Bu yazının yazıldığı sırada yeni Merkez Başkanı göreve başlayacak. Önceki başkanlar gibi Hafize Gaye Erkan da itibarsızlaştırılarak görevden alındı. Merkez Bankası Başkanlığı adam harcama yerine dönüştü.
1930 Yılında kurulan bu güzide kurum; ilkesiz, kuralsız ve keyfi olarak yönetildiği için ekonomi de istikrar kazanmıyor.
Bu yazının yazıldığı sırada yeni Merkez Başkanı göreve başladı. Hayırlı olsun diyelim. Sonu diğerlerine benzemesin!
Bir hizmetlinin sıradan CİMER’e şikayeti ile başkanın görevden alındığına inanacak kadar saf değiliz.
Bilindiği gibi, Merkez Bankaları, üniter ülkelerin, federe ya da ülkeler grubunun para politikasından sorumlu kurumlardır.
Merkez Bankalarının temel amacı para biriminin, para arzının, istikrarını sürdürmektir. Bankacılık sektörünün kredi makamı olarak faizlerin tespiti, diğer bankalar ve finansal kurumları üzerinde denetim yetkileri bulunmaktadır.
Ülkemiz Merkez Bankası da AKP’den önce bu ilkelere ve yetkilere sahipti. Şimdilerde Başkan ve yetkilileri sıradan birer memur gibi istendiği zaman görevden alınabilmektedirler.
Diğer önemli bir görevi de birçok ülkeler merkez bankalarının yaptığı gibi enflasyonu kontrol altında tutarak istikrarlı bir yapıya dönüştürmeye, yani fiyat istikrarını sağlamaya çalışmasıdır.

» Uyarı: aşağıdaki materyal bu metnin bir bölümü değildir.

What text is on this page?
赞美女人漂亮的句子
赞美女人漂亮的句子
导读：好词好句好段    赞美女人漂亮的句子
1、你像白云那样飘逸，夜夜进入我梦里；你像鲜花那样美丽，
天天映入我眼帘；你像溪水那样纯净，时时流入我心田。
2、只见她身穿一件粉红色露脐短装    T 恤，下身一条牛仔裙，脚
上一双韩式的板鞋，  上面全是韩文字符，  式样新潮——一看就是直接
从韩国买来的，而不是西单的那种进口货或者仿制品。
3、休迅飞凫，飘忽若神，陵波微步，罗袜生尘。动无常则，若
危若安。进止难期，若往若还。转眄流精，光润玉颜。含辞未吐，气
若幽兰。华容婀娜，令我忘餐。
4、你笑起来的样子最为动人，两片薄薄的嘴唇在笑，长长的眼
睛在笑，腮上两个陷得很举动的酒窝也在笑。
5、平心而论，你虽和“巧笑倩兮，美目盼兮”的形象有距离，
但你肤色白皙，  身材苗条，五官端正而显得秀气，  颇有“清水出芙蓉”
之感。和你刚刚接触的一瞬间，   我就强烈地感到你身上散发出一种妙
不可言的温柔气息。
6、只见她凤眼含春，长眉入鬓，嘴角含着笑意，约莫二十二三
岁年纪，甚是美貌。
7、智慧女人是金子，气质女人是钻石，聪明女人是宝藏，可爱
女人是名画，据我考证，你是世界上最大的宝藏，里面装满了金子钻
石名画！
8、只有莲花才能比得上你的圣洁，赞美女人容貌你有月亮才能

Merkez Bankalarının en önemli özelliği bağımsız olmalarıdır. Nitekim, Cumhurbaşkanlığı Hükümet Sisteminden önce merkez bankası başkanlarının görev süreleri 5 yıl olarak yasa ile tespitliydi. Şimdi normal bir Devlet memuru gibi istendiğinden alınan bir makam olmaya başladı.
Yazımızı 2018 Yılında Amerika Başkanı Trump’ın faiz indirimi için baskı yaptığı Amerika Merkez Bankası Başkanı (Fed) Jerome Powell’ın, kurumunun bağımsızlığına dikkat çekerek, ‘’Siyasi değerlendirmeler politikalarımızda rol oynamaz’’ diyerek kendisini göreve getiren Trump’a dolaylı cevap vermesi ile bitirelim.